With more than 2.6 billion daily users, it's no secret that Facebook (META -0.76%) reaches a lot of people around the world across Facebook, Messenger, Instagram, and WhatsApp. Building on its COVID-19 information center, the tech stock recently announced a big push to provide authoritative information about coronavirus vaccines. This new campaign will connect users with localized vaccine information, remove more vaccine misinformation from its platforms, and donate $120 million in ad credits to health agencies.

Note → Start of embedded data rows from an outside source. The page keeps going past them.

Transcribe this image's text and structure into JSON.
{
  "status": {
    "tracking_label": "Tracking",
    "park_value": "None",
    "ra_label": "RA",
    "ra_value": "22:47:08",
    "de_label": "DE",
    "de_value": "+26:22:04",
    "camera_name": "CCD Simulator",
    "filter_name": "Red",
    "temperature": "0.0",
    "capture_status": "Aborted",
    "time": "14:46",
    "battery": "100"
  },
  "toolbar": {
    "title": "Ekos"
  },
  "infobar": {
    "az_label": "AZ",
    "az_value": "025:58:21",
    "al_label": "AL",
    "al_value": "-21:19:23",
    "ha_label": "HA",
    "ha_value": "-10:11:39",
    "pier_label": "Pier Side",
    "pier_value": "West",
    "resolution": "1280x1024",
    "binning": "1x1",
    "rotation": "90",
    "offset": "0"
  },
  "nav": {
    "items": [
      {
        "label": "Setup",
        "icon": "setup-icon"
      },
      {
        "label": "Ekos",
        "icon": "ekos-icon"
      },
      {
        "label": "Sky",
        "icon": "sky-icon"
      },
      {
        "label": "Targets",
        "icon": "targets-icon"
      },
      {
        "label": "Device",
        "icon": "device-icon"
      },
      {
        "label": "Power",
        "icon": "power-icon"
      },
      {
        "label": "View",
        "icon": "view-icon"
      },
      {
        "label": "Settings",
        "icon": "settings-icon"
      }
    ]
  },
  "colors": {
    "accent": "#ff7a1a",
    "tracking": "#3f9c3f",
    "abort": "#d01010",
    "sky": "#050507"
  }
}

Corinne Cardina, Fool.com's healthcare and cannabis bureau chief, got the chance to speak with KX Jin, Facebook's Head of Health, on Feb. 10 about Facebook's plan to increase trust in COVID vaccines. He talked about the company's commitment to providing accurate information on vaccines and removing posts that contain false information.
Corinne Cardina: Facebook announced as part of this campaign that it is expanding efforts to remove false claims on Facebook and Instagram about COVID-19 as well as vaccines. The press release said, since the pandemic began, the company has removed more than 12 million pieces of content on Facebook and Instagram containing misinformation that could lead to eminent physical harm. Could you elaborate on the expanding efforts pertaining to the vaccine part?

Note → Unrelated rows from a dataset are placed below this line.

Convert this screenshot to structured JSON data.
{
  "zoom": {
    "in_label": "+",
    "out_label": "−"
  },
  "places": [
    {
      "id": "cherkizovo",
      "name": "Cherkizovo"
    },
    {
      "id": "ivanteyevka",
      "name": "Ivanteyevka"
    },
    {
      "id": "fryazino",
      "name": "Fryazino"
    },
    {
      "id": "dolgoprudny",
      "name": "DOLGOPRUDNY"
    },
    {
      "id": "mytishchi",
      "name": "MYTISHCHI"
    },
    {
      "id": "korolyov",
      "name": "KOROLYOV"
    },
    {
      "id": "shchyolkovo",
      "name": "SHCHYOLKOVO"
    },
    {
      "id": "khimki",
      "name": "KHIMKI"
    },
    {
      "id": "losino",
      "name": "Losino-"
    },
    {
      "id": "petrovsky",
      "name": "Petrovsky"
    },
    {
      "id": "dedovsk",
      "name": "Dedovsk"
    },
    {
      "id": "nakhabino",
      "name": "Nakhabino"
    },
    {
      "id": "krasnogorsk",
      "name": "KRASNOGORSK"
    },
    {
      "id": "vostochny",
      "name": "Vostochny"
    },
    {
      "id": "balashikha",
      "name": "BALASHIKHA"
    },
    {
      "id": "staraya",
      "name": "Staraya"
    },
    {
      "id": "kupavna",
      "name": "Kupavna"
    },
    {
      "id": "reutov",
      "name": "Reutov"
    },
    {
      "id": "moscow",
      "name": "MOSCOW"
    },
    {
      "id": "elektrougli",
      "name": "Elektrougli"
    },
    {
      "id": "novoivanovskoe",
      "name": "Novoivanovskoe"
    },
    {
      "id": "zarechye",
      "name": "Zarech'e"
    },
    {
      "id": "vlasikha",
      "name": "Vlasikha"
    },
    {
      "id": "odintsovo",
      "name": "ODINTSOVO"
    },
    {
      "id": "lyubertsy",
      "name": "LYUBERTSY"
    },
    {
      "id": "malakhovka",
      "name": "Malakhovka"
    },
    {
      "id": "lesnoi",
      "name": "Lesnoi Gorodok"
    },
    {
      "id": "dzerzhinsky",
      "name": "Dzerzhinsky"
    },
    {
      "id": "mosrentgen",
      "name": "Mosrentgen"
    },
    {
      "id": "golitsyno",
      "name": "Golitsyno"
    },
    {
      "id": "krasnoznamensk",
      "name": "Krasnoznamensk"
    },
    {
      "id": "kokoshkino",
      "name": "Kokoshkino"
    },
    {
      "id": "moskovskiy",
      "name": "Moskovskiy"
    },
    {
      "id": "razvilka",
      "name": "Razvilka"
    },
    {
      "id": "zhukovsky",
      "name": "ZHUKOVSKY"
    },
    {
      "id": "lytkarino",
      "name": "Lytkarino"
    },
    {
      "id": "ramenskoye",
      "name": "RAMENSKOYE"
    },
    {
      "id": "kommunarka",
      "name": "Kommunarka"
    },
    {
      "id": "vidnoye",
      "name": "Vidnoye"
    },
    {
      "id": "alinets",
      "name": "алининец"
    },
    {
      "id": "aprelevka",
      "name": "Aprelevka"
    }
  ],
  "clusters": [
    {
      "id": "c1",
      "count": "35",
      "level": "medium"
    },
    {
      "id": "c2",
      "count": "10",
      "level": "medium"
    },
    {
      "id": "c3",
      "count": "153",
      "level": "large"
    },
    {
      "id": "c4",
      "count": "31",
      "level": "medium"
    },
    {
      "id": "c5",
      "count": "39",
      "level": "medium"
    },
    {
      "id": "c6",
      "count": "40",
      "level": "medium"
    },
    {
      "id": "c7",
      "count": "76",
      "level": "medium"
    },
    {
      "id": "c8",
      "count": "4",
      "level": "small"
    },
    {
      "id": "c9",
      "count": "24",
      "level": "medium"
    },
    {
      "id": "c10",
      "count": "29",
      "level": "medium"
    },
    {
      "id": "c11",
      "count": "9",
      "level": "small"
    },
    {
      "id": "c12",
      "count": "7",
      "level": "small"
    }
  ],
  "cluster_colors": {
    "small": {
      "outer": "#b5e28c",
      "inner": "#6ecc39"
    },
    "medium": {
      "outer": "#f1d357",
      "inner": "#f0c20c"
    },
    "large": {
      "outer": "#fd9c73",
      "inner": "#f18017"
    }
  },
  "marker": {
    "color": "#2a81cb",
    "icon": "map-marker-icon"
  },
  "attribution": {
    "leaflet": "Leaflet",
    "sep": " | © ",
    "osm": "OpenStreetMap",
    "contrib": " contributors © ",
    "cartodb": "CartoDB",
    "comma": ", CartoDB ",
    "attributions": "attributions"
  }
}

KX Jin: Misinformation really thrives in the absence of credible information. Ultimately, what everyone wants is to keep themselves safe and healthy, and to keep their loved ones safe and healthy. That's why we've been so focused on a lot of the efforts to help people get credible information on our platform that I talked about today. As I mentioned, a lot of these things I think had real positive impacts and have been quite effective. At the same time, it's also important that we work on misinformation. We've been doing this, honestly, since the day the WHO declared this thing to be a public health emergency. We've been removing false claims around COVID-19 that could cause harm to folks that have been debunked by public health authorities. We've been updating that policy as the pandemic evolved and as our understanding or the world's understanding of things have changed. Early on, guidance around masks was much more mixed, and as the guidance around masks became clear, we've updated our policies in response. The announcement today on the misinformation side, I would view as an extension of our approach here. A year in, tremendously grateful that we have vaccines that work, and we want to make sure that we're removing misinformation along those lines as well.